Die Gerichte setzten sich mit diesen Fragen gar nicht auseinander. Der Verein hatte zunächst beim Landgericht Düsseldorf (LG) den Erlass einer einstweiligen Verfügung beantragt, war aber an das Sozialgericht verwiesen worden. Doch aus Sicht des SG ist der Verein nicht aktivlegitimiert, erfüllt also nicht die Voraussetzungen an einen klagebefugten Verband. Im Verfahren habe der Verein etwa Registergericht und Registernummer nicht benennen können, auch aus dem Internetauftritt gehe dies nicht hervor.
Dass der Verein nach eigenen Angaben mehr als 400 Ärzte „betreue“, sage nichts über die Mitgliederzahl aus, so das SG im Beschluss vom 9. Januar. Um eine Klagebefugnis zu rechtfertigen, müssten unter den Mitgliedern laut Beschluss zudem eine maßgebliche Anzahl in Nordrhein tätiger Diabetologen betroffen sein. Wie viele solcher Vereinsmitglieder im Kammerbezirk tatsächlich von dem Vertrag wettbewerbsrechtlich berührt würden, habe der Verein aber nicht vorgetragen. Aus der dessen Satzung gehe die Verfolgung wettbewerbsrechtlicher Verstöße im Übrigen auch nicht hervor.

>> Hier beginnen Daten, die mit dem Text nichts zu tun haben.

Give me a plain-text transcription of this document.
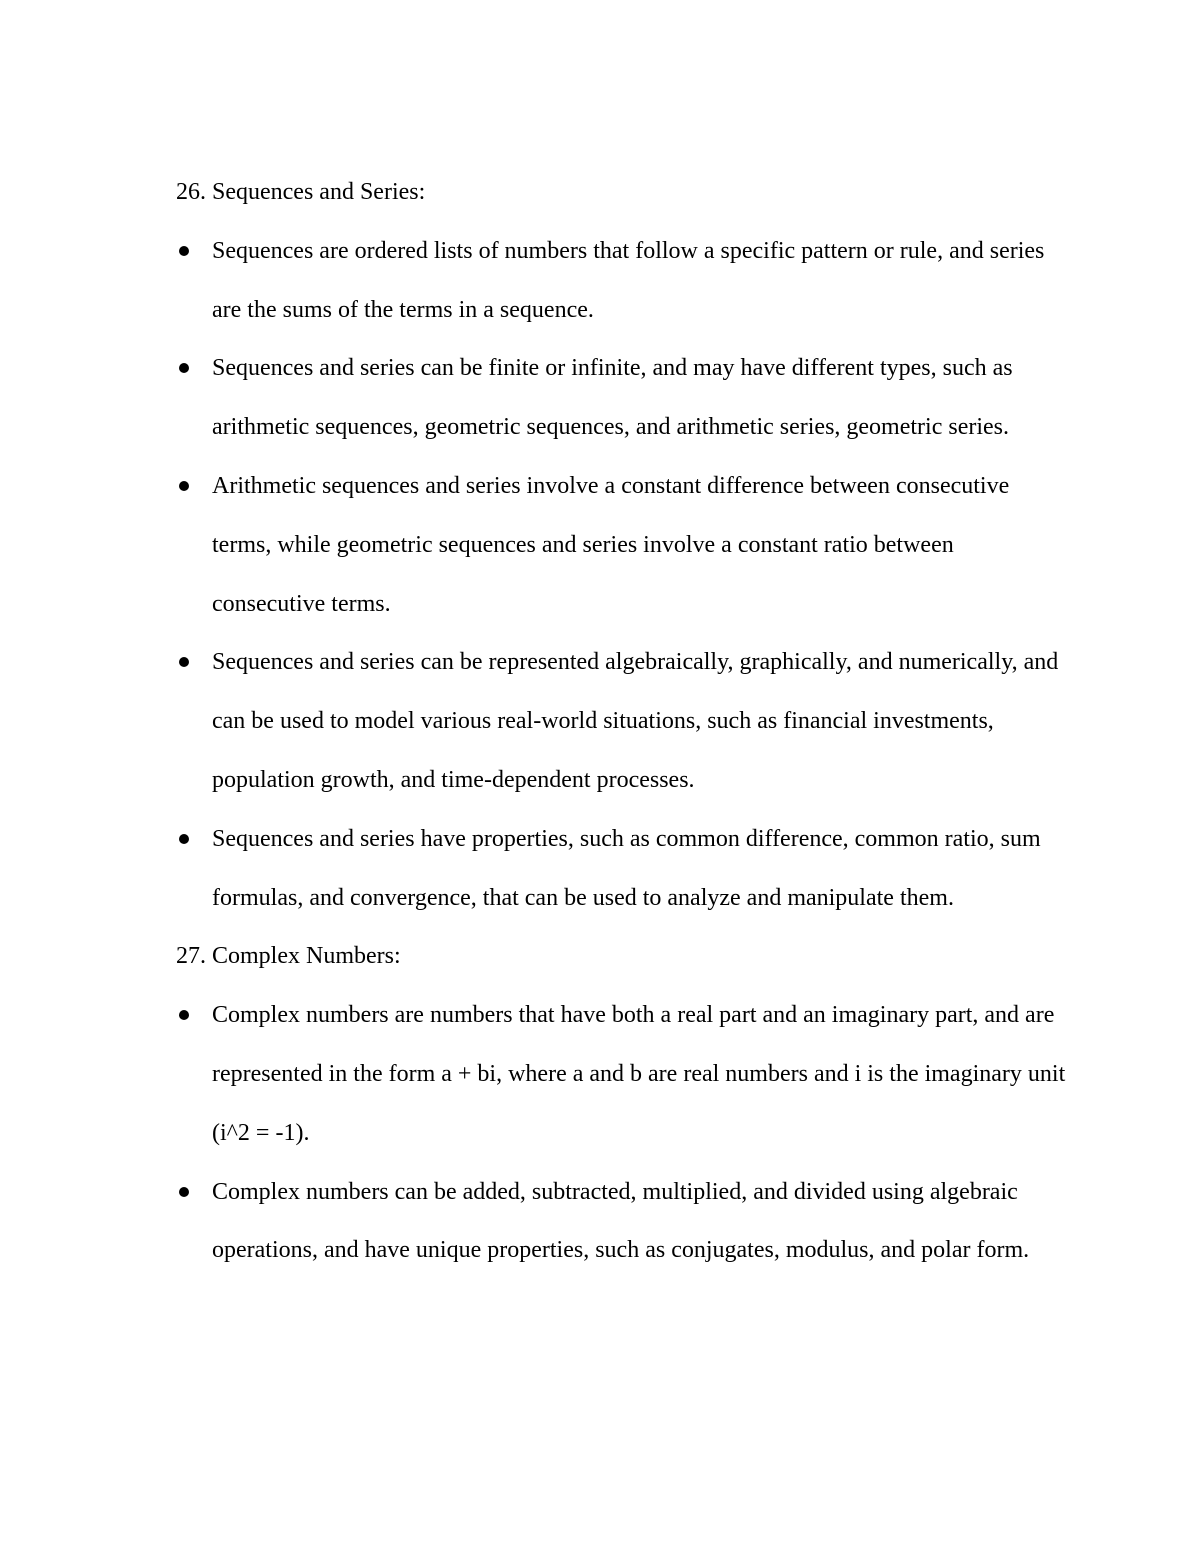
26. Sequences and Series:
Sequences are ordered lists of numbers that follow a specific pattern or rule, and series are the sums of the terms in a sequence.
Sequences and series can be finite or infinite, and may have different types, such as arithmetic sequences, geometric sequences, and arithmetic series, geometric series.
Arithmetic sequences and series involve a constant difference between consecutive terms, while geometric sequences and series involve a constant ratio between consecutive terms.
Sequences and series can be represented algebraically, graphically, and numerically, and can be used to model various real-world situations, such as financial investments, population growth, and time-dependent processes.
Sequences and series have properties, such as common difference, common ratio, sum formulas, and convergence, that can be used to analyze and manipulate them.
27. Complex Numbers:
Complex numbers are numbers that have both a real part and an imaginary part, and are represented in the form a + bi, where a and b are real numbers and i is the imaginary unit (i^2 = -1).
Complex numbers can be added, subtracted, multiplied, and divided using algebraic operations, and have unique properties, such as conjugates, modulus, and polar form.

Gemäß Satzung gehe es dem Verein vor allem um Öffentlichkeitsarbeit und Information. Das Gericht konnte aber auch dafür im Netz keine Beweise finden. Der vermeintlich regelmäßige Newsletter zu aktuellen gesundheitlichen Fragestellungen sei seit Gründung des Vereins im Jahr 2006 genau einmal erschienen – und zwar im Juli 2012. Die Klage wurde daher abgewiesen.
Für Rückfragen war beim Verein bislang niemand zu erreichen. Vorstand des Vereins mit Sitz in Berlin sind die Diplommediziner Uwe Berndt und Dietmar Ukrow.